A former university lecturer who quit her teaching job in Preston to become a novelist is celebrating after topping the US fiction bestseller list.
Diane Setterfield's debut novel The Thirteenth Tale stormed to number one, selling 70,000 copies in the process, six years after she quit her career as a lecturer in French at the University of Central Lancashire.
And there are reports the 42-year
-old's agent has secured her a £1.3m publishing deal in the UK and US.
Former colleagues at the university today congratulated Diane. A UCLan spokesman said: "Friends and colleagues from the Department of Languages and International Studies offer their warmest congratulations to Diane on her well-deserved success.
"Diane's love of books was already in evidence in the enthusiastic way she taught students of French literature at UCLan."

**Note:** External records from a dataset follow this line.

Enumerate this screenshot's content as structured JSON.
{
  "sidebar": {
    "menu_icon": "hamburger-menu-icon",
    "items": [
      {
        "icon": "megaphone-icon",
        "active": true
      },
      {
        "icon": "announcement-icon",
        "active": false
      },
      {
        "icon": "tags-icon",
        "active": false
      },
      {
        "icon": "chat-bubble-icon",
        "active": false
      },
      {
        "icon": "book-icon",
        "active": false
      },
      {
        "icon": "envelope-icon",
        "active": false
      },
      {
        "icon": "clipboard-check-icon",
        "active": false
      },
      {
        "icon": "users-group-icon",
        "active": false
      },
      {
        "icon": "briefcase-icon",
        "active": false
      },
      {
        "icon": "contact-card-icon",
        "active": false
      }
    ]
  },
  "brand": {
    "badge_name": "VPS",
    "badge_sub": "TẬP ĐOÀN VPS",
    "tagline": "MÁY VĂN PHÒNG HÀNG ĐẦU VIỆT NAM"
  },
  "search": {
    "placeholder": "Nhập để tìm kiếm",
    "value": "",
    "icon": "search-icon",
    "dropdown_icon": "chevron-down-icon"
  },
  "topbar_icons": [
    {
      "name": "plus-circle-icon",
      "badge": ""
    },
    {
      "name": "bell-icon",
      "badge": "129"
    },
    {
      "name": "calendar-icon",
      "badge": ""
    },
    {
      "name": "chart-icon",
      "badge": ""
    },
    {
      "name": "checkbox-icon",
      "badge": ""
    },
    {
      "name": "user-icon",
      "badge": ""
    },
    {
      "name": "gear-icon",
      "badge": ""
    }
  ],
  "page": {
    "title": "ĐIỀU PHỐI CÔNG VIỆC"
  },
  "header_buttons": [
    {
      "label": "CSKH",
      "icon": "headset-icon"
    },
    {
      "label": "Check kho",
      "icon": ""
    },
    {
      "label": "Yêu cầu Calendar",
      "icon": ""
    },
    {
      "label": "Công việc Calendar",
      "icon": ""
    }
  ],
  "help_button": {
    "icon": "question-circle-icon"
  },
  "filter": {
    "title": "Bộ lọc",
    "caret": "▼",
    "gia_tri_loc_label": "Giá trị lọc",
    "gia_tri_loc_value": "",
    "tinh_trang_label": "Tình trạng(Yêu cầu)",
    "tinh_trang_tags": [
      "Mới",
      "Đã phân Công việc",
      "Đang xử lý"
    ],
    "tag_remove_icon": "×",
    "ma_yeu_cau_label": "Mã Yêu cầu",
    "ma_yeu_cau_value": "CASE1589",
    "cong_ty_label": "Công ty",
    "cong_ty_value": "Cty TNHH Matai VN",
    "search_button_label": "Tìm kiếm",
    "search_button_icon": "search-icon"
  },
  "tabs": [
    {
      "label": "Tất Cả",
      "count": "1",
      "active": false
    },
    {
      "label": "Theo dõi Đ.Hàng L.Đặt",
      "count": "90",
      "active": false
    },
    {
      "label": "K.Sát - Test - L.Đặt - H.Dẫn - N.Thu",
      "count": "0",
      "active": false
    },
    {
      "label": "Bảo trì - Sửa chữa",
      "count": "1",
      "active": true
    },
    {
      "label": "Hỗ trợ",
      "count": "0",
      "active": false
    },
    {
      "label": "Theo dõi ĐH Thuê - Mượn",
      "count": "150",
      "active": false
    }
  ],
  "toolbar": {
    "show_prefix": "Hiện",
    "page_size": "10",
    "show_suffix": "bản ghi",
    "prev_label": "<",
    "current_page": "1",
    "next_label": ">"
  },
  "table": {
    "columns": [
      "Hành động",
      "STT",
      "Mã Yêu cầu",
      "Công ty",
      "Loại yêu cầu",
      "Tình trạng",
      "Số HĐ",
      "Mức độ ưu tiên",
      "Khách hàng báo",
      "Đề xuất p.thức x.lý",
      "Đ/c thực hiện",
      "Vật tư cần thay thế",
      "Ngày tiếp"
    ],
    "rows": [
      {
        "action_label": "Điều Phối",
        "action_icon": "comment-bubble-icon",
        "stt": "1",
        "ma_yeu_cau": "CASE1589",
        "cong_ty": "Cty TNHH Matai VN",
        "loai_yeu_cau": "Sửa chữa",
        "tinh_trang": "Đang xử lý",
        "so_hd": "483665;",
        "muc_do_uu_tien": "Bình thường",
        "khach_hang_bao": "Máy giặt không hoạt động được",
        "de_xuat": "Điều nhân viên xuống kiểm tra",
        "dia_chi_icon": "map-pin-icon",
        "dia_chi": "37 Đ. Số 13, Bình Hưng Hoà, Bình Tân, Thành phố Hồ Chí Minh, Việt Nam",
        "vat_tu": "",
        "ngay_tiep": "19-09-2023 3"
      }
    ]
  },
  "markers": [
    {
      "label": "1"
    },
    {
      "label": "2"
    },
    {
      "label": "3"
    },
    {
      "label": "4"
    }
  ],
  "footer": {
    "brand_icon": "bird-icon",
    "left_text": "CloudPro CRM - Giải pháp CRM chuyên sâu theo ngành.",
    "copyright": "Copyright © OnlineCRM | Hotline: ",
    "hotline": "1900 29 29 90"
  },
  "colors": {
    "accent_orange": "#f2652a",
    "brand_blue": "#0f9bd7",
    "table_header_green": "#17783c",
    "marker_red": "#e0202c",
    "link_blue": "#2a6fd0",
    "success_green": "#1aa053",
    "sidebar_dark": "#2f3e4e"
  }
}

The Thirteenth Tale is described as a gothic mystery and tells the story of a bookseller's daughter who is commissioned to write the biography of a dying writer, who has hidden the truth of her own tragic past whilst spending a lifetime creating outlandish life histories for herself.
It is the first British debut novel to reach number one in America since The Horse Whisperer, by Nicholas Evans, in 1996.
The Thirteenth Tale received few press reviews and its success, particularly in the US, has partly been explained by the enthusiastic response of internet bloggers.